Annie & The Caldwells – Wrong

This gospel/soul stomper is the lead track from Annie & The Caldwells 2025 album ‘Can’t Lose My (Soul)’ released on Luaka Bop Records. This may be the first trace I can find of them on vinyl but they are a multi-generational family band from West Point, Mississippi whose powerful lead vocalist Annie Brown Caldwell first sang with the Staples Jr. Singers in the 1970s. Along with her husband Willie she formed this band in the early 2000’s, partly to enable their children to sing in a spiritually grounded setting. It is one of those children, Deborah, who takes the attention grabbing lead vocal on ‘Wrong’ and it heads up an album, recorded in a local church, of instantly likeable songs focusing in on family, faith and resilience.

Mairi Morrison & Alasdair Roberts – Màiri nighean Dòmhnaill

This is a live performance of a track from Mairi and Alasdair’s album ‘Remembered in Exile: Songs and Ballads from Nova Scotia’ available from Drag City Records. The broad mission of the pairs collaboration is stated in the album title, an idea that came about after a trip to Canada in 2023 when the Nova Scotian bassist and arranger Pete Johnston invited them to explore traditional songs with Scottish roots. With many of the songs first collected in the 1940s, the Gaelic speaking Morrison and prolific folk collaborator Roberts were drawn to the themes of exile and migration and set about shining some fresh light on this material in a 21st century setting.

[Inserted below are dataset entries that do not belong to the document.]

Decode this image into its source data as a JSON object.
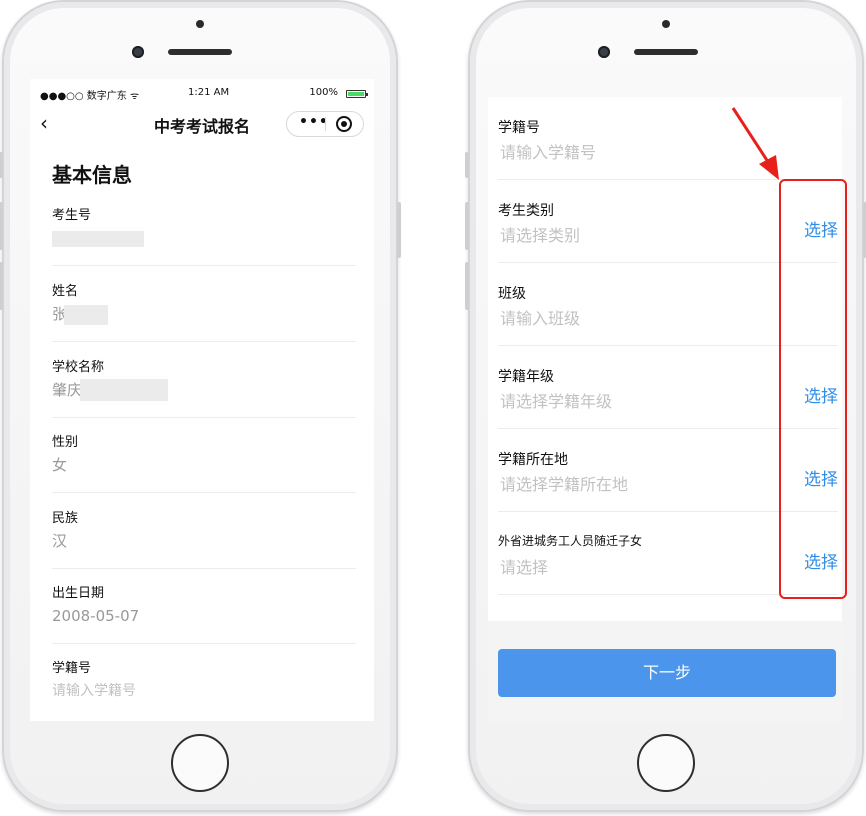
{
  "status_bar": {
    "carrier": "●●●○○ 数字广东 ᯤ",
    "time": "1:21 AM",
    "battery_pct": "100%",
    "battery_level": 1.0
  },
  "nav": {
    "back_icon": "‹",
    "title": "中考考试报名",
    "more_icon": "•••"
  },
  "left": {
    "section_title": "基本信息",
    "fields": [
      {
        "label": "考生号",
        "value": ""
      },
      {
        "label": "姓名",
        "value": "张"
      },
      {
        "label": "学校名称",
        "value": "肇庆"
      },
      {
        "label": "性别",
        "value": "女"
      },
      {
        "label": "民族",
        "value": "汉"
      },
      {
        "label": "出生日期",
        "value": "2008-05-07"
      },
      {
        "label": "学籍号",
        "placeholder": "请输入学籍号"
      }
    ]
  },
  "right": {
    "fields": [
      {
        "label": "学籍号",
        "placeholder": "请输入学籍号"
      },
      {
        "label": "考生类别",
        "placeholder": "请选择类别",
        "action": "选择"
      },
      {
        "label": "班级",
        "placeholder": "请输入班级"
      },
      {
        "label": "学籍年级",
        "placeholder": "请选择学籍年级",
        "action": "选择"
      },
      {
        "label": "学籍所在地",
        "placeholder": "请选择学籍所在地",
        "action": "选择"
      },
      {
        "label": "外省进城务工人员随迁子女",
        "placeholder": "请选择",
        "action": "选择"
      }
    ],
    "next_button": "下一步"
  },
  "colors": {
    "link": "#2f8ee8",
    "primary_button": "#4b95ec",
    "annotation": "#e8201a"
  }
}
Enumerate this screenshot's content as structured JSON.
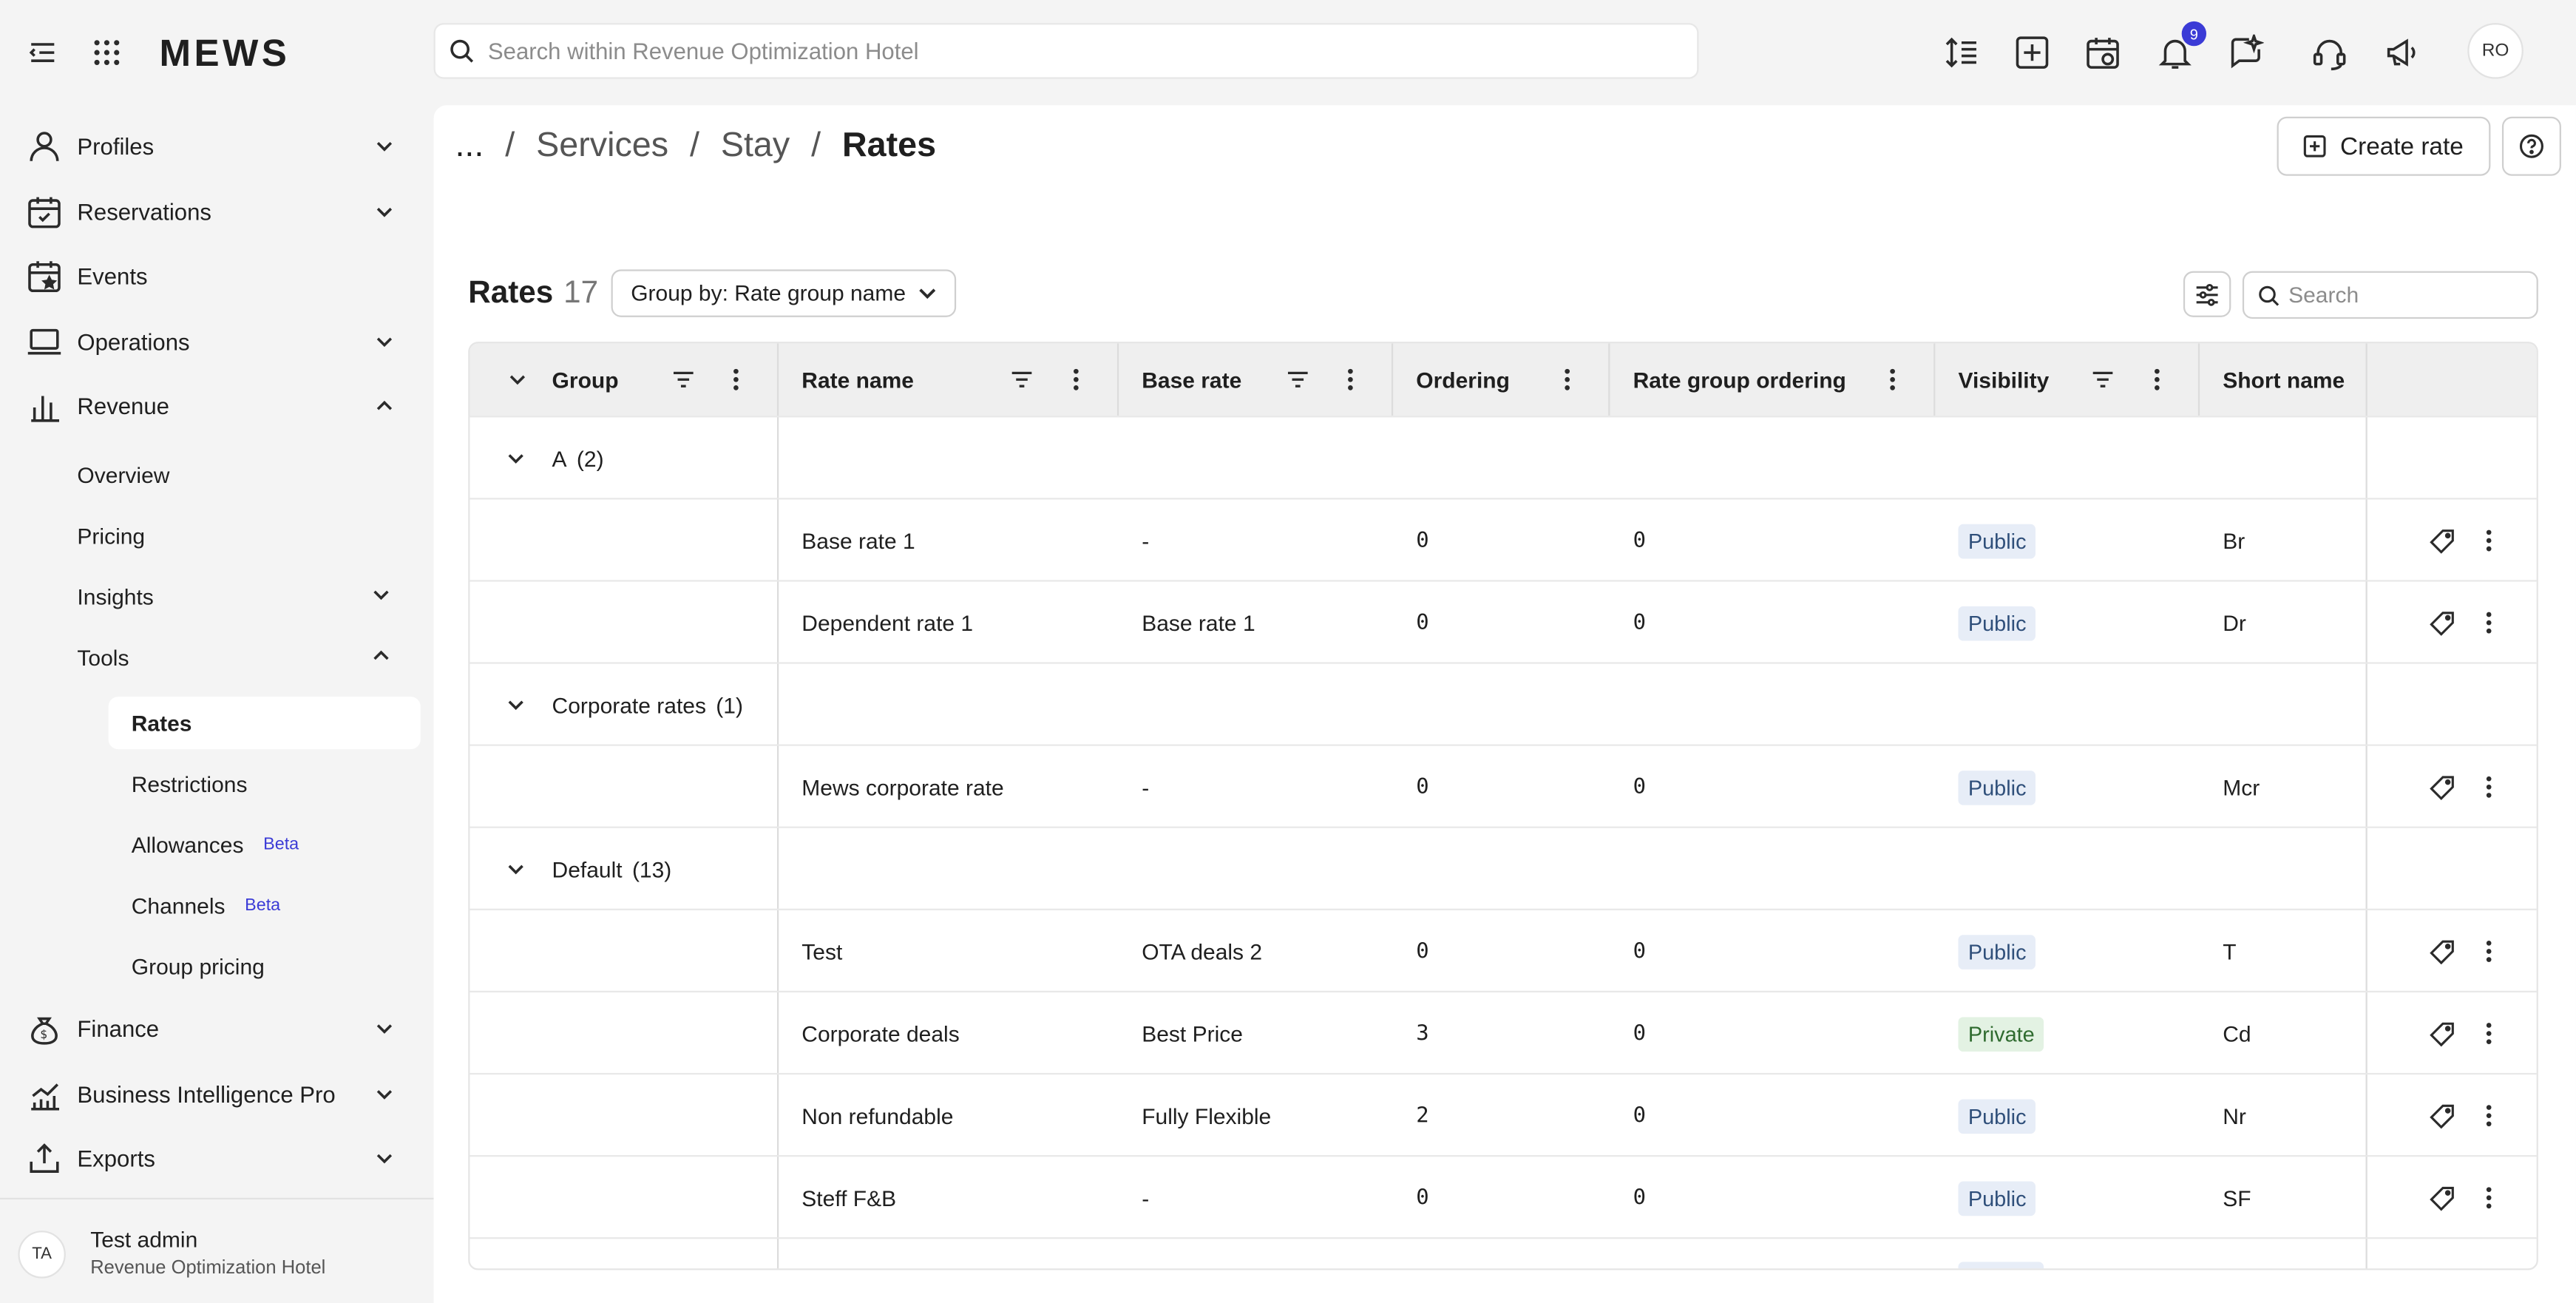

Throwing Muses – Summer Of Love

Without losing an ounce of their piercing intensity, 2025 has seen the welcome return of Throwing Muses who released their new album, ‘Moonlight Concessions’ earlier this year on Fire Records. Still fronted by singer and songwriter Kristin Hersh, she recalls that this song began life as a bet with a guy for a dollar that revolved around the idea that the seasons don’t change us. I like the way she resolves each chorus with a concession that she lost the bet, later explaining “he said we aren’t just planted here, stagnant, we’re in flux, responding to love like octopuses moving across the ocean floor. Turns out he was right, and I still owe him a buck.”

Niamh Bury – Geordie

The brilliant GemsOnVHS continue to build a treasure trove online archive of filmed performances with this latest edition, shot in the Dublin home of singer Niamh Bury, as she gave them another essential nugget for their inventory performing this traditional folk tune. In the lyric a lover pleads for the life of the songs main character and Niamh injects raw emotion and feeling into her rendition. She has recently caught the attention of these pages with her 2024 debut album, ‘Yellow Roses’, which was one of the best albums of the year in our opinion, not just for its folk bedrock but also the way it pulled in suggestions of wider, disparate musical influences such as alt-rock and classical. This is a timely check-in for a brief snapshot of her ongoing journey as we wait for future releases.

Paul Weller – Pinball

Paul Weller’s new album ‘Find El Dorado’ is a typically eclectic and revelatory cover versions set well worth digging into. The relatable thing about Weller is he never loses that crate digging, new discovery thrill that all us record collector types permanently live with. And the other thing I can say about him is he generally has impeccable taste. This is a song originally written and recorded by Brian Protheroe in 1974 and it certainly proves what a fertile period that late sixties, early seventies era remains for music hounds. This one was apparently only a recent discovery for a lifelong hunter like Weller and it reminds us that those rare and wonderful finds do not always have to be the high value pieces, the original Chrysalis 45 of this song can be easily picked up on Discogs for the £1/£2 mark, so never give up the search.